The Georgia club golf team finished fifth out of 27 teams at the two-day National Collegiate Club Golf Association (NCCGA) fall national championship tournament in Thackerville, Oklahoma this past weekend.
The Bulldogs entered the tournament sitting at No. 21 and hoped to bring their third national championship in the past 4 years back to Athens. Although Georgia shot 5 over par as a team on Saturday and finished the day tied for the lead with Clemson, it stumbled on Sunday and shot 16 over par. Clemson took home the title for the second year in a row.
Despite the team’s finish, captain Joe Reichard said he believes that the Bulldogs still managed to find success at the tournament.
Mitchell Rostowsky led the way on Saturday with a one-under 71, freshman Brandon Knight shot a 72, and Reichard shot a 73, which led to Georgia earning a spot in the final group. Reichard then shot a 71 on Sunday and made the second All-Tournament team.
The Bulldogs faced some difficulty early on Sunday after the team’s strong performance on Saturday. Reichard, a senior accounting major from Lawrenceville, Georgia, noted that the difference in the set-up and the conditions between the separate courses challenged the team, and led to a rough beginning on the day.
“We got off to a bad start. A lot of guys were making a lot of mistakes early, and we just couldn’t recover from that,” Reichard said. “Some guys that hadn’t seen the course started off at difficult holes and missed some big numbers.”
This experience led Reichard to recognize improvements must be made when mentally preparing for the next tournament.
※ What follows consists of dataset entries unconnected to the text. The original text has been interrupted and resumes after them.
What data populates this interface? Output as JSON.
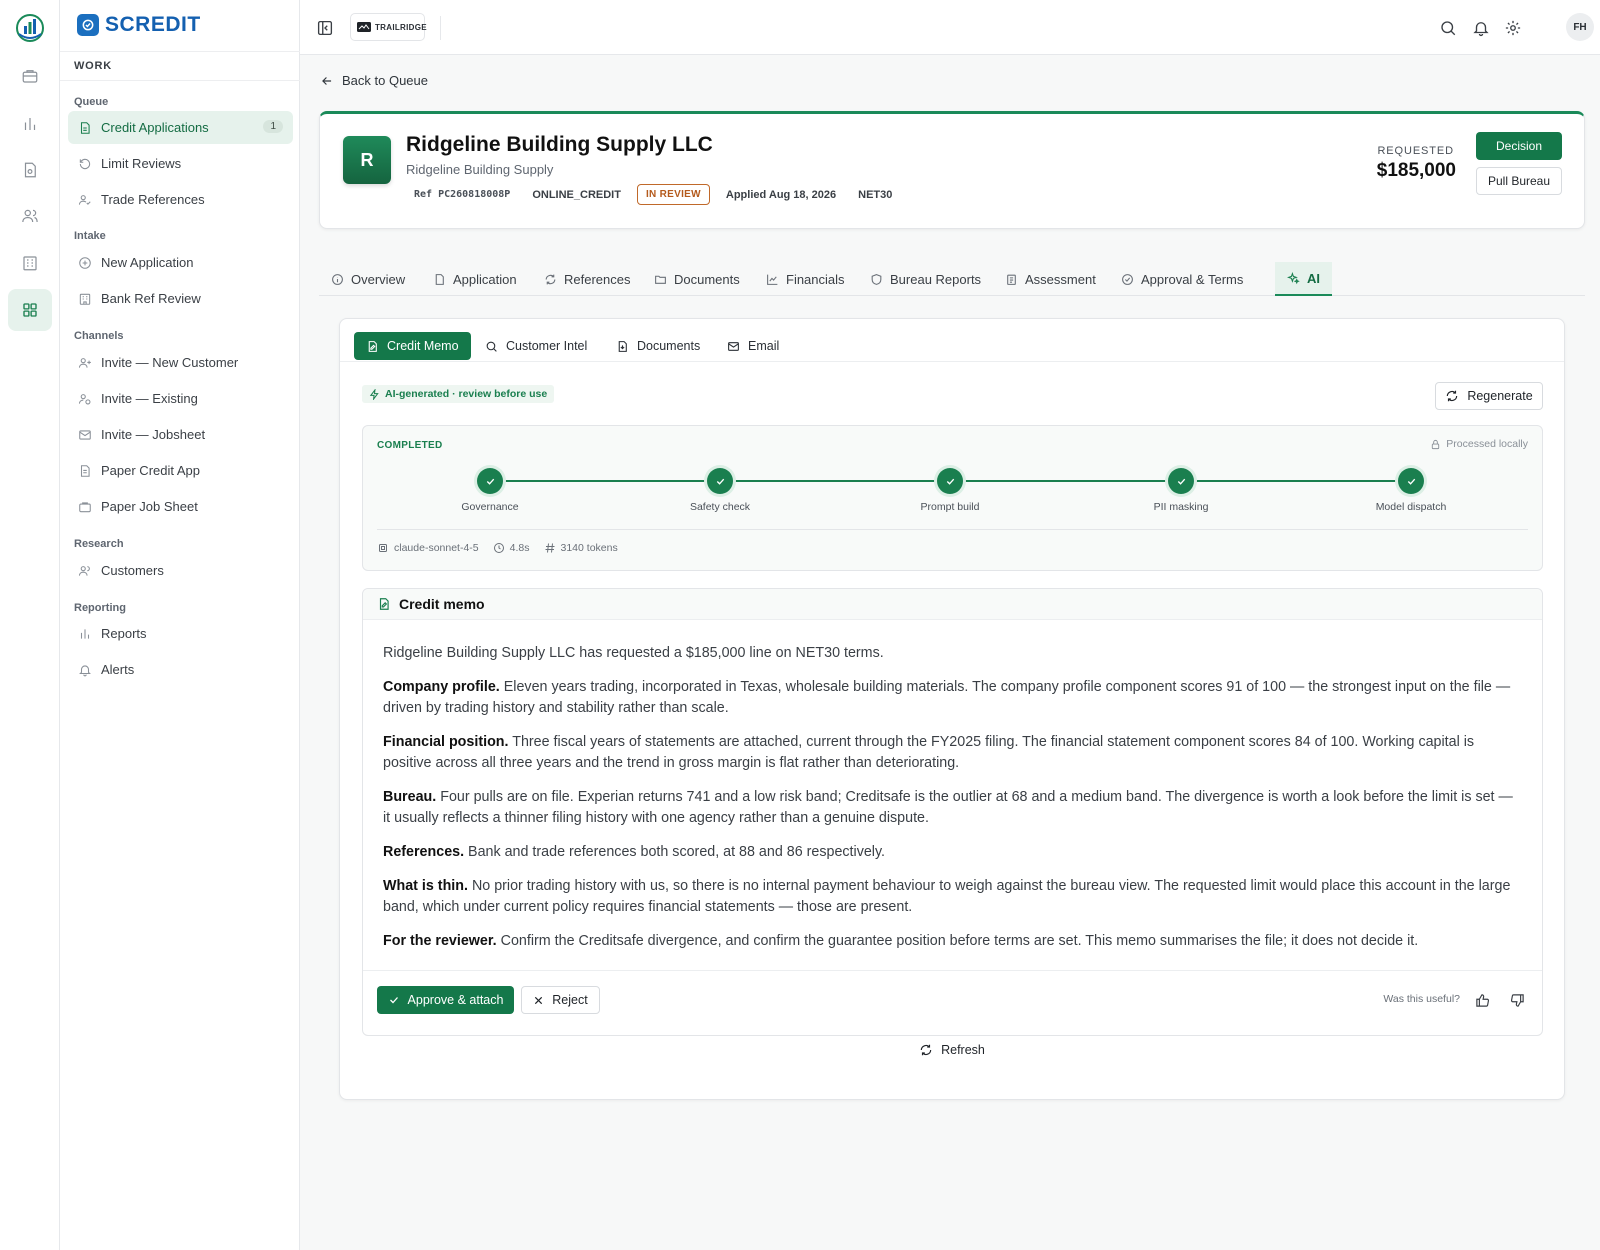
{
  "brand": {
    "name": "SCREDIT",
    "tenant": "TRAILRIDGE",
    "user_initials": "FH"
  },
  "sidebar": {
    "section_title": "WORK",
    "groups": [
      {
        "label": "Queue",
        "items": [
          {
            "label": "Credit Applications",
            "badge": "1",
            "icon": "file-text-icon",
            "active": true
          },
          {
            "label": "Limit Reviews",
            "icon": "history-icon"
          },
          {
            "label": "Trade References",
            "icon": "user-check-icon"
          }
        ]
      },
      {
        "label": "Intake",
        "items": [
          {
            "label": "New Application",
            "icon": "plus-circle-icon"
          },
          {
            "label": "Bank Ref Review",
            "icon": "bank-icon"
          }
        ]
      },
      {
        "label": "Channels",
        "items": [
          {
            "label": "Invite — New Customer",
            "icon": "user-plus-icon"
          },
          {
            "label": "Invite — Existing",
            "icon": "user-link-icon"
          },
          {
            "label": "Invite — Jobsheet",
            "icon": "mail-icon"
          },
          {
            "label": "Paper Credit App",
            "icon": "document-icon"
          },
          {
            "label": "Paper Job Sheet",
            "icon": "briefcase-icon"
          }
        ]
      },
      {
        "label": "Research",
        "items": [
          {
            "label": "Customers",
            "icon": "users-icon"
          }
        ]
      },
      {
        "label": "Reporting",
        "items": [
          {
            "label": "Reports",
            "icon": "bar-chart-icon"
          },
          {
            "label": "Alerts",
            "icon": "bell-icon"
          }
        ]
      }
    ]
  },
  "nav": {
    "back_label": "Back to Queue"
  },
  "header": {
    "avatar_letter": "R",
    "name": "Ridgeline Building Supply LLC",
    "subtitle": "Ridgeline Building Supply",
    "ref": "Ref PC260818008P",
    "channel": "ONLINE_CREDIT",
    "status": "IN REVIEW",
    "applied": "Applied Aug 18, 2026",
    "terms": "NET30",
    "requested_label": "REQUESTED",
    "requested_amount": "$185,000",
    "decision_label": "Decision",
    "pull_bureau_label": "Pull Bureau"
  },
  "tabs": [
    "Overview",
    "Application",
    "References",
    "Documents",
    "Financials",
    "Bureau Reports",
    "Assessment",
    "Approval & Terms",
    "AI"
  ],
  "active_tab": "AI",
  "ai": {
    "subtabs": [
      "Credit Memo",
      "Customer Intel",
      "Documents",
      "Email"
    ],
    "active_subtab": "Credit Memo",
    "badge": "AI-generated · review before use",
    "regenerate_label": "Regenerate",
    "status": {
      "label": "COMPLETED",
      "processed": "Processed locally",
      "steps": [
        "Governance",
        "Safety check",
        "Prompt build",
        "PII masking",
        "Model dispatch"
      ],
      "model": "claude-sonnet-4-5",
      "duration": "4.8s",
      "tokens": "3140 tokens"
    },
    "memo": {
      "title": "Credit memo",
      "intro": "Ridgeline Building Supply LLC has requested a $185,000 line on NET30 terms.",
      "sections": [
        {
          "heading": "Company profile.",
          "text": "Eleven years trading, incorporated in Texas, wholesale building materials. The company profile component scores 91 of 100 — the strongest input on the file — driven by trading history and stability rather than scale."
        },
        {
          "heading": "Financial position.",
          "text": "Three fiscal years of statements are attached, current through the FY2025 filing. The financial statement component scores 84 of 100. Working capital is positive across all three years and the trend in gross margin is flat rather than deteriorating."
        },
        {
          "heading": "Bureau.",
          "text": "Four pulls are on file. Experian returns 741 and a low risk band; Creditsafe is the outlier at 68 and a medium band. The divergence is worth a look before the limit is set — it usually reflects a thinner filing history with one agency rather than a genuine dispute."
        },
        {
          "heading": "References.",
          "text": "Bank and trade references both scored, at 88 and 86 respectively."
        },
        {
          "heading": "What is thin.",
          "text": "No prior trading history with us, so there is no internal payment behaviour to weigh against the bureau view. The requested limit would place this account in the large band, which under current policy requires financial statements — those are present."
        },
        {
          "heading": "For the reviewer.",
          "text": "Confirm the Creditsafe divergence, and confirm the guarantee position before terms are set. This memo summarises the file; it does not decide it."
        }
      ],
      "approve_label": "Approve & attach",
      "reject_label": "Reject",
      "feedback_prompt": "Was this useful?"
    },
    "refresh_label": "Refresh"
  },
  "colors": {
    "accent": "#14784a",
    "accent_light": "#e6f2ec",
    "status_review": "#b45a1c",
    "brand_blue": "#1460b0"
  }
}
“We are a really talented team,” he said. “The thing we struggle with since we’ve won those back-to back national championships is closing out the deal on Sunday.”
Beyond the tournament in Oklahoma, Reichard focused on the Georgia club golf team’s sustained success.
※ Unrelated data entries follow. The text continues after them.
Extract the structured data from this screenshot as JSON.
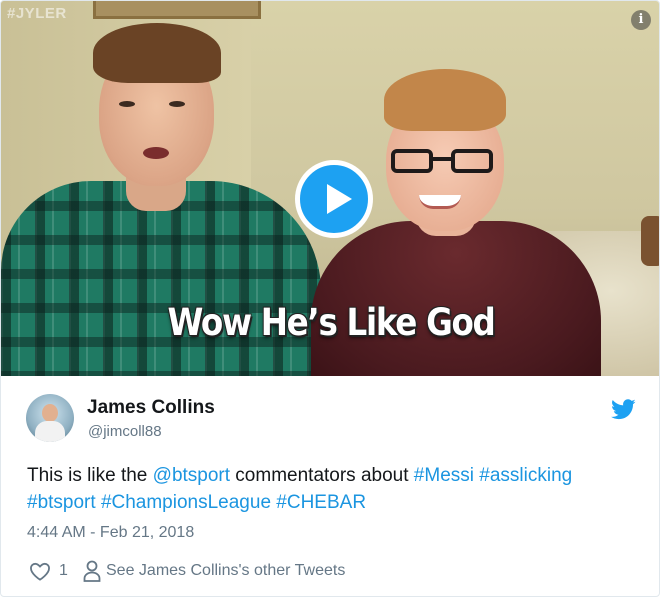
{
  "video": {
    "watermark": "#JYLER",
    "caption": "Wow He’s Like God",
    "info_glyph": "i",
    "play_icon": "play-icon"
  },
  "tweet": {
    "author_name": "James Collins",
    "handle": "@jimcoll88",
    "text_parts": [
      {
        "text": "This is like the ",
        "link": false
      },
      {
        "text": "@btsport",
        "link": true
      },
      {
        "text": " commentators about ",
        "link": false
      },
      {
        "text": "#Messi",
        "link": true
      },
      {
        "text": " ",
        "link": false
      },
      {
        "text": "#asslicking",
        "link": true
      },
      {
        "text": " ",
        "link": false
      },
      {
        "text": "#btsport",
        "link": true
      },
      {
        "text": " ",
        "link": false
      },
      {
        "text": "#ChampionsLeague",
        "link": true
      },
      {
        "text": " ",
        "link": false
      },
      {
        "text": "#CHEBAR",
        "link": true
      }
    ],
    "timestamp": "4:44 AM - Feb 21, 2018",
    "like_count": "1",
    "other_tweets_label": "See James Collins's other Tweets"
  },
  "colors": {
    "link": "#1b95e0",
    "twitter_blue": "#1da1f2",
    "muted": "#657786"
  },
  "icons": [
    "info-icon",
    "play-icon",
    "twitter-bird-icon",
    "heart-icon",
    "person-icon"
  ]
}
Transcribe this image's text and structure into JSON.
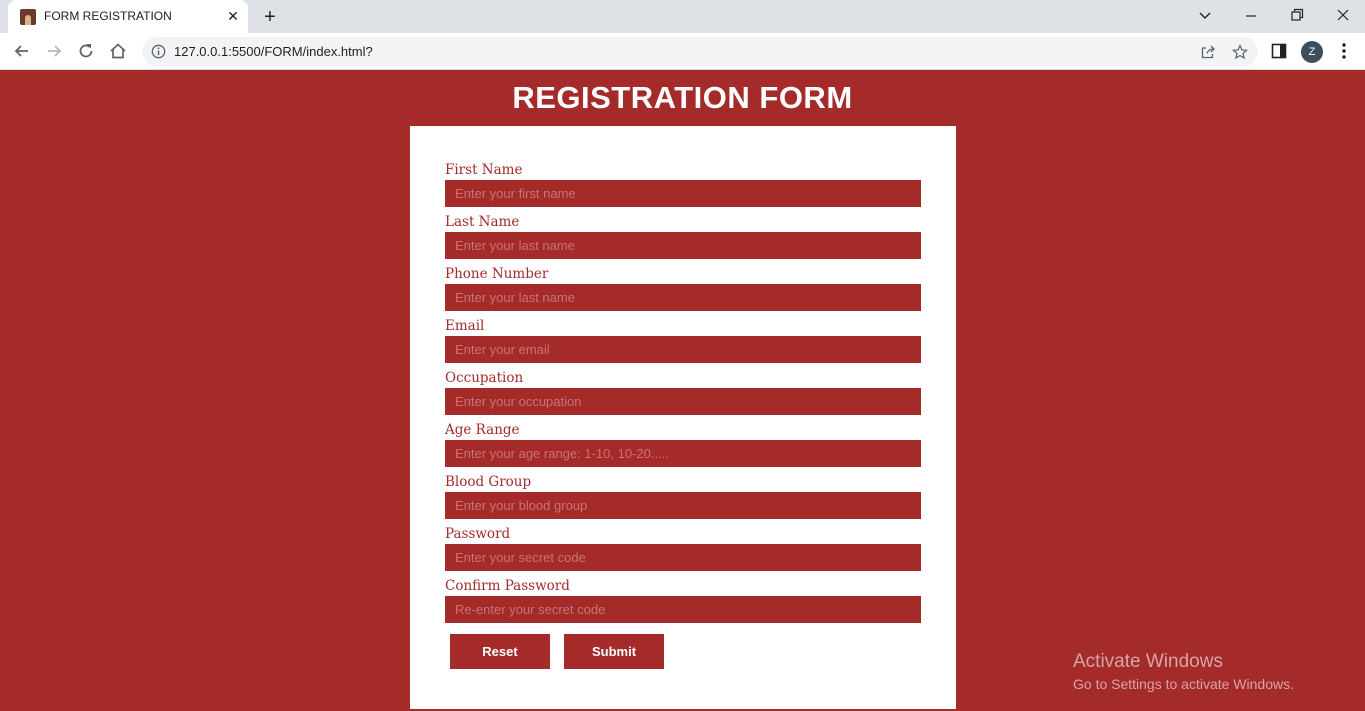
{
  "browser": {
    "tab_title": "FORM REGISTRATION",
    "close_glyph": "✕",
    "new_tab_glyph": "+",
    "url": "127.0.0.1:5500/FORM/index.html?",
    "avatar_letter": "Z"
  },
  "page": {
    "title": "REGISTRATION FORM",
    "background": "#a52a2a"
  },
  "form": {
    "fields": [
      {
        "label": "First Name",
        "placeholder": "Enter your first name"
      },
      {
        "label": "Last Name",
        "placeholder": "Enter your last name"
      },
      {
        "label": "Phone Number",
        "placeholder": "Enter your last name"
      },
      {
        "label": "Email",
        "placeholder": "Enter your email"
      },
      {
        "label": "Occupation",
        "placeholder": "Enter your occupation"
      },
      {
        "label": "Age Range",
        "placeholder": "Enter your age range: 1-10, 10-20....."
      },
      {
        "label": "Blood Group",
        "placeholder": "Enter your blood group"
      },
      {
        "label": "Password",
        "placeholder": "Enter your secret code"
      },
      {
        "label": "Confirm Password",
        "placeholder": "Re-enter your secret code"
      }
    ],
    "reset_label": "Reset",
    "submit_label": "Submit"
  },
  "watermark": {
    "title": "Activate Windows",
    "subtitle": "Go to Settings to activate Windows."
  }
}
“It’s hard for a club golf team, or just a club team, to be successful for a long time,” he said. “We’ve been able to qualify for every national championship and finish in the top six every semester. That’s quite an accomplishment.”
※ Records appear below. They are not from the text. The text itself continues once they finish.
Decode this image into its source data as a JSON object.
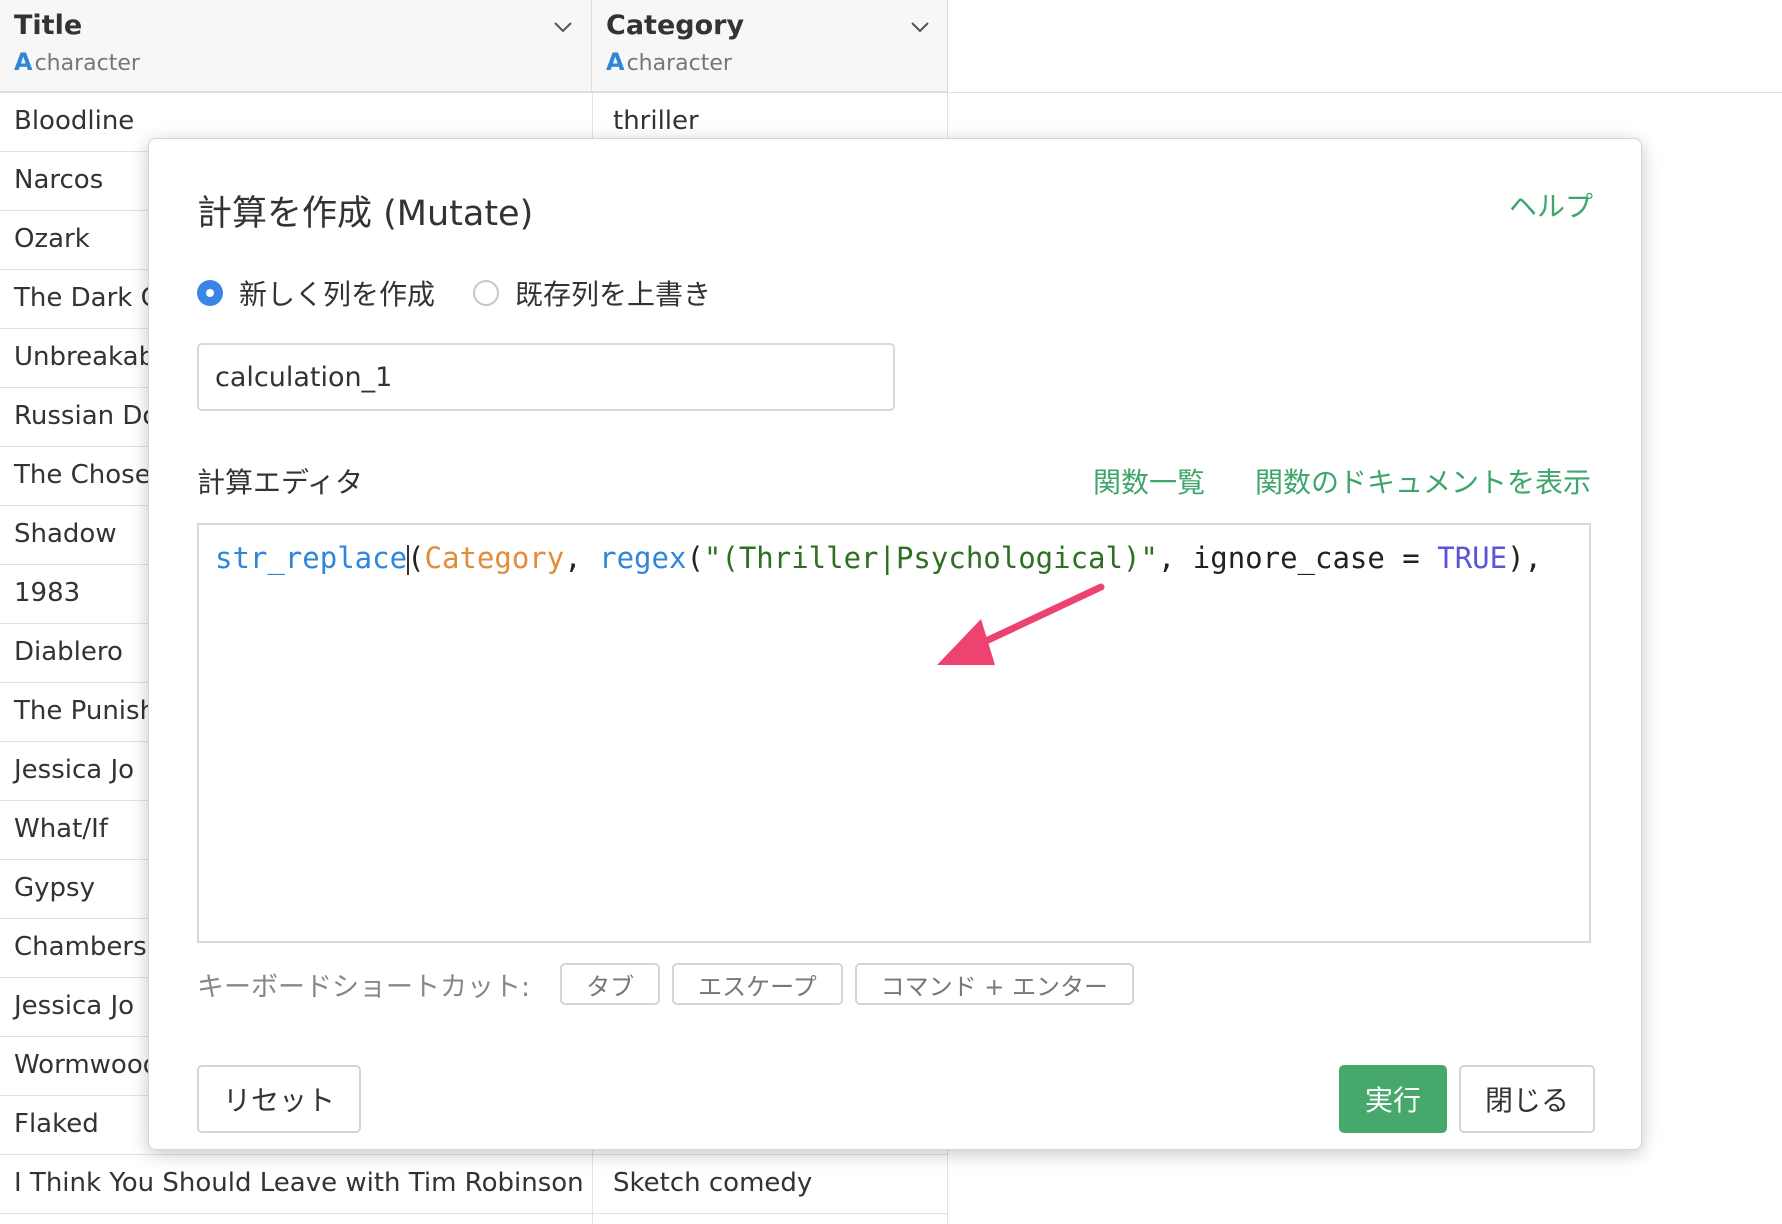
{
  "table": {
    "columns": [
      {
        "name": "Title",
        "type_icon": "A",
        "type": "character"
      },
      {
        "name": "Category",
        "type_icon": "A",
        "type": "character"
      }
    ],
    "rows": [
      {
        "title": "Bloodline",
        "category": "thriller"
      },
      {
        "title": "Narcos",
        "category": ""
      },
      {
        "title": "Ozark",
        "category": ""
      },
      {
        "title": "The Dark C",
        "category": ""
      },
      {
        "title": "Unbreakab",
        "category": ""
      },
      {
        "title": "Russian Do",
        "category": ""
      },
      {
        "title": "The Chose",
        "category": ""
      },
      {
        "title": "Shadow",
        "category": ""
      },
      {
        "title": "1983",
        "category": ""
      },
      {
        "title": "Diablero",
        "category": ""
      },
      {
        "title": "The Punish",
        "category": ""
      },
      {
        "title": "Jessica Jo",
        "category": ""
      },
      {
        "title": "What/If",
        "category": ""
      },
      {
        "title": "Gypsy",
        "category": ""
      },
      {
        "title": "Chambers",
        "category": ""
      },
      {
        "title": "Jessica Jo",
        "category": ""
      },
      {
        "title": "Wormwood",
        "category": ""
      },
      {
        "title": "Flaked",
        "category": ""
      },
      {
        "title": "I Think You Should Leave with Tim Robinson",
        "category": "Sketch comedy"
      }
    ]
  },
  "modal": {
    "title": "計算を作成 (Mutate)",
    "help_link": "ヘルプ",
    "radio_options": [
      {
        "label": "新しく列を作成",
        "selected": true
      },
      {
        "label": "既存列を上書き",
        "selected": false
      }
    ],
    "column_name_value": "calculation_1",
    "editor_label": "計算エディタ",
    "function_list_link": "関数一覧",
    "function_docs_link": "関数のドキュメントを表示",
    "code_tokens": {
      "fn1": "str_replace",
      "open1": "(",
      "col": "Category",
      "sep1": ", ",
      "fn2": "regex",
      "open2": "(",
      "str": "\"(Thriller|Psychological)\"",
      "sep2": ", ignore_case = ",
      "bool": "TRUE",
      "close": "),"
    },
    "shortcuts_label": "キーボードショートカット:",
    "shortcut_keys": [
      "タブ",
      "エスケープ",
      "コマンド + エンター"
    ],
    "reset_label": "リセット",
    "run_label": "実行",
    "close_label": "閉じる"
  },
  "colors": {
    "accent_green": "#46a86b",
    "link_green": "#3ea56b",
    "radio_blue": "#3a86e6",
    "annotation_arrow": "#ee4370"
  },
  "icons": {
    "column_menu": "chevron-down-icon",
    "annotation": "arrow-pointer-icon"
  }
}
Reichard says this sustained success speaks to the work ethic of his teammates and the nature of club sports in general. He hopes the offseason will provide the time to get strong for when play resumes in the middle of March.
“You have to be self-motivated,” Reichard said. “There’s no coach. I’m not telling people when to practice. A lot of our guys are really self-disciplined, and do care a lot about playing a club sport and being successful.”